Thomas Day (July 6, 1777 – March 1, 1855) was an American jurist, politician, editor, and author who served as the secretary of the state of Connecticut from 1810 to 1835. He was the author of many reports of cases argued and determined by the Supreme Court of Errors.

== Early life and education ==
Day was born on July 6, 1777, in New Preston, Connecticut, to Rev. Jeremiah Day and his third wife Abigail (née Noble) Osborne Day. He was a descendant of Robert Day, one of the founders of Hartford, Connecticut. Day was tutored by Barzzilai Slosson and was instructed in Latin and Greek by his father and brother, Jeremiah. in 1793 he attended at the New Milford Academy. He graduated from Yale College in 1797 and studied law at Litchfield Law School. From September 1798 to September 1799, he was a tutor at Williams College. Day read law with Daniel Dewey. He was admitted to the bar in December 1799, and began practice in Hartford.

== Career ==
In 1809, Day was appointed assistant secretary of the state of Connecticut and in 1810 secretary, an office which he retained until 1835.

He was appointed as an associate judge of the court of Hartford County in May 1815. From then on he was an associate judge, with the exception of one year, until he was made the chief judge of the court in May 1825. He remained the chief judge of the county court until June 1833. He was a judge of the city court of Hartford from 1818 to 1831 and contributed to city statutes of 1808, 1821, and 1824. He reported the decisions of the court from 1805 until 1853, which were published in twenty volumes.

In 1821, Thomas Day was one of three legal scholars, along with Zephaniah Swift and Lemuel Whitman, that authored an omnibus act which is considered the first time an American legislature took measures to address abortion in statute form.

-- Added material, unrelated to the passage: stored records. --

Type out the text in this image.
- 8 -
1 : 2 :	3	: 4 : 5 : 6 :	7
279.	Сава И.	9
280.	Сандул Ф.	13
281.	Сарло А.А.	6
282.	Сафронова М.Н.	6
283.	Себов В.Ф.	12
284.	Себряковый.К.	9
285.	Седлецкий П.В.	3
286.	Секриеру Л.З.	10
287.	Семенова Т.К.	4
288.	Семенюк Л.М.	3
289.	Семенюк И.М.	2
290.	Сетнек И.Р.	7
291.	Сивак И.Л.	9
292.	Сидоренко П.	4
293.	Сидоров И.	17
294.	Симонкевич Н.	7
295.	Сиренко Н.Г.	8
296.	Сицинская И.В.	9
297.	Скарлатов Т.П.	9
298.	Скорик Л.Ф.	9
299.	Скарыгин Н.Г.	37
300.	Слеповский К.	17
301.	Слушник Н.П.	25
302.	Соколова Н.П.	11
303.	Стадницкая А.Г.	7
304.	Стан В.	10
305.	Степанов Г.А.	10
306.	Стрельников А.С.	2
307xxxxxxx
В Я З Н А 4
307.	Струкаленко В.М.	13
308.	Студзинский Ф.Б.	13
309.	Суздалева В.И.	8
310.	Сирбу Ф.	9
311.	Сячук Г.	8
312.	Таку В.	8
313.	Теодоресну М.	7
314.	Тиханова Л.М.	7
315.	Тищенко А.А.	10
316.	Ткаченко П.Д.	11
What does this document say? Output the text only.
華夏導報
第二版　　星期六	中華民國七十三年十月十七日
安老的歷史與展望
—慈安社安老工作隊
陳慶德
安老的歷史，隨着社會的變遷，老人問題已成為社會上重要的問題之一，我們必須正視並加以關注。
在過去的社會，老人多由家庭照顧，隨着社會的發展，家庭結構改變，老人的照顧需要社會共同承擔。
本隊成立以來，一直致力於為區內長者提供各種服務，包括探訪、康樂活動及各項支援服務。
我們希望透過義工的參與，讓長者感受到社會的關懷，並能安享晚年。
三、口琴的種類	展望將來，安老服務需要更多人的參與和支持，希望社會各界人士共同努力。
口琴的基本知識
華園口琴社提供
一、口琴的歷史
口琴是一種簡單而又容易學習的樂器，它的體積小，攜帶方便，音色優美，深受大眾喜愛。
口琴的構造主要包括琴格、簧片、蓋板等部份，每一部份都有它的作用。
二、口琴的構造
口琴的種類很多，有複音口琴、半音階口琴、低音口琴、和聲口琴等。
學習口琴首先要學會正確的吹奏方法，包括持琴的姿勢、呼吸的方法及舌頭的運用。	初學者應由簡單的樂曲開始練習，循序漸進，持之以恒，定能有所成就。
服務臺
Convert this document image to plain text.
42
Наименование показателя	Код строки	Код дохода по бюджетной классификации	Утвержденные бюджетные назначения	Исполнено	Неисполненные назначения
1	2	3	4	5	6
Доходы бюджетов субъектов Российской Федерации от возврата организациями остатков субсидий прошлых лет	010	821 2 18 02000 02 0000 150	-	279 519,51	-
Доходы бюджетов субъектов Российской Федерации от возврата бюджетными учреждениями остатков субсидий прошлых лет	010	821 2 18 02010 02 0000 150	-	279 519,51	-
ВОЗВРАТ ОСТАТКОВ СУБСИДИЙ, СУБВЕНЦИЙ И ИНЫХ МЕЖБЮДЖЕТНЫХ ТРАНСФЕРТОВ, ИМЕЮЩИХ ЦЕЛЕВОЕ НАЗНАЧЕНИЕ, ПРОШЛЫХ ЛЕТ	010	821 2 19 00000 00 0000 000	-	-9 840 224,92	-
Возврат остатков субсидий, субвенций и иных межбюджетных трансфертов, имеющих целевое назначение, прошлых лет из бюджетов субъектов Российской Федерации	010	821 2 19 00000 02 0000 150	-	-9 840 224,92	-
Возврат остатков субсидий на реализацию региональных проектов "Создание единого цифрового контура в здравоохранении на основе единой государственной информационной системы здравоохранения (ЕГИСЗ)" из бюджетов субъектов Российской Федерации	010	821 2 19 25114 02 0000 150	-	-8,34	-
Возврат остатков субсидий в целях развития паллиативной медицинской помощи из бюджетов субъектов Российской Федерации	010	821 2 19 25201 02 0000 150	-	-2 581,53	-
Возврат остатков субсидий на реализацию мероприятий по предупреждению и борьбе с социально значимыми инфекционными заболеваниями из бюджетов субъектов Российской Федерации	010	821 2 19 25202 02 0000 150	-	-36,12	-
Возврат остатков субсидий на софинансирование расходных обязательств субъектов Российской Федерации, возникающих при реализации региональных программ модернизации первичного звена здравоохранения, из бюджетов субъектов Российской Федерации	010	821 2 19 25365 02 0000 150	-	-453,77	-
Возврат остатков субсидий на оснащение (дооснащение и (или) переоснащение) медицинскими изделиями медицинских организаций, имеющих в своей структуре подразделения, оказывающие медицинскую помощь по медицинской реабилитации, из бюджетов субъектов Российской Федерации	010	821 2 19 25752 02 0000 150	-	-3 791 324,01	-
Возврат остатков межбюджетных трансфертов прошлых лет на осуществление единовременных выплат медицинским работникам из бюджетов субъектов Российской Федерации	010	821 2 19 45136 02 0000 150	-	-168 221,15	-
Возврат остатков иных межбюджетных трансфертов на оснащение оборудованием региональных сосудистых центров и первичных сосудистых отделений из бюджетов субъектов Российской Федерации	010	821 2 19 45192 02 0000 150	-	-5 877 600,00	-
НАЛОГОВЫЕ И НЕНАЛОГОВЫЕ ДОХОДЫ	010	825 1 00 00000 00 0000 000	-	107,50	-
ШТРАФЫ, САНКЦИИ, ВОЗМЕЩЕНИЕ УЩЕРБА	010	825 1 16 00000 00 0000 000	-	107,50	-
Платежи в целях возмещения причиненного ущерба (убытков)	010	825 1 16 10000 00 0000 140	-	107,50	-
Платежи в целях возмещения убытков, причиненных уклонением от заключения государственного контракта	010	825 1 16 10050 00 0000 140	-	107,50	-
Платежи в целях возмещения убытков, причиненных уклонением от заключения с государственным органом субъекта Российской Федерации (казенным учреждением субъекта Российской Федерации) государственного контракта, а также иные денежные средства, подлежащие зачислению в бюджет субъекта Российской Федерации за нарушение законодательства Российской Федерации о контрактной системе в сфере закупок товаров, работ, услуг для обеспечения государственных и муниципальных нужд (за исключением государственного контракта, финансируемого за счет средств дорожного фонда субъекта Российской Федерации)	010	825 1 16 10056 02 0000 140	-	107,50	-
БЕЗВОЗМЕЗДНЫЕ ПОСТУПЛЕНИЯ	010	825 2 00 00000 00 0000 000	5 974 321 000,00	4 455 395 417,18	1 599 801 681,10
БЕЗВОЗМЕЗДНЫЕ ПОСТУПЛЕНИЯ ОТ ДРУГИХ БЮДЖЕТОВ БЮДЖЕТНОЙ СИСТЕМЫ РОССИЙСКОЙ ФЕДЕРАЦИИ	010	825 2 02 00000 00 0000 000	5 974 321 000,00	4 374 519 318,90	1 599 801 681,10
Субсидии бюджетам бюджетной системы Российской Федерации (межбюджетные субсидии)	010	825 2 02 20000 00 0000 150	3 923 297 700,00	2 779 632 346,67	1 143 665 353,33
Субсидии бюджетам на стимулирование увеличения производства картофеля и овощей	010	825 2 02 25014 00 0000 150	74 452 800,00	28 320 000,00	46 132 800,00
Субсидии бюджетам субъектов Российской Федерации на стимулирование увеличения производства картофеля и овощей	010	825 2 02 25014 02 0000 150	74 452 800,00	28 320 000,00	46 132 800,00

It only restricted persons from taking, administering, or causing one to be administered, "any deadly poison, or other noxious and destructive substance" with intention to murder, or cause or procure "the miscarriage of any woman".

He also edited several English law journals, amounting all together to forty volumes, in which he introduced notices of American decisions, and also of later English cases. He was the first recording secretary and an original member of the Connecticut Historical Society, of which he was president from 1839 until his death. He was also the president of the Wadsworth Athenæum. Yale Law School awarded an honorary Doctor of Law degree to Day in 1847.

He was the brother of Yale College president Jeremiah Day.

==Portrait==
At least in 1878, a portrait of Thomas Day by Alexander Hamilton Emmons, an American painter of Norwich, Connecticut, made near the end of his life, adorned the walls of the rooms of the Connecticut Historical Society in Hartford. The present location of the portrait is not known.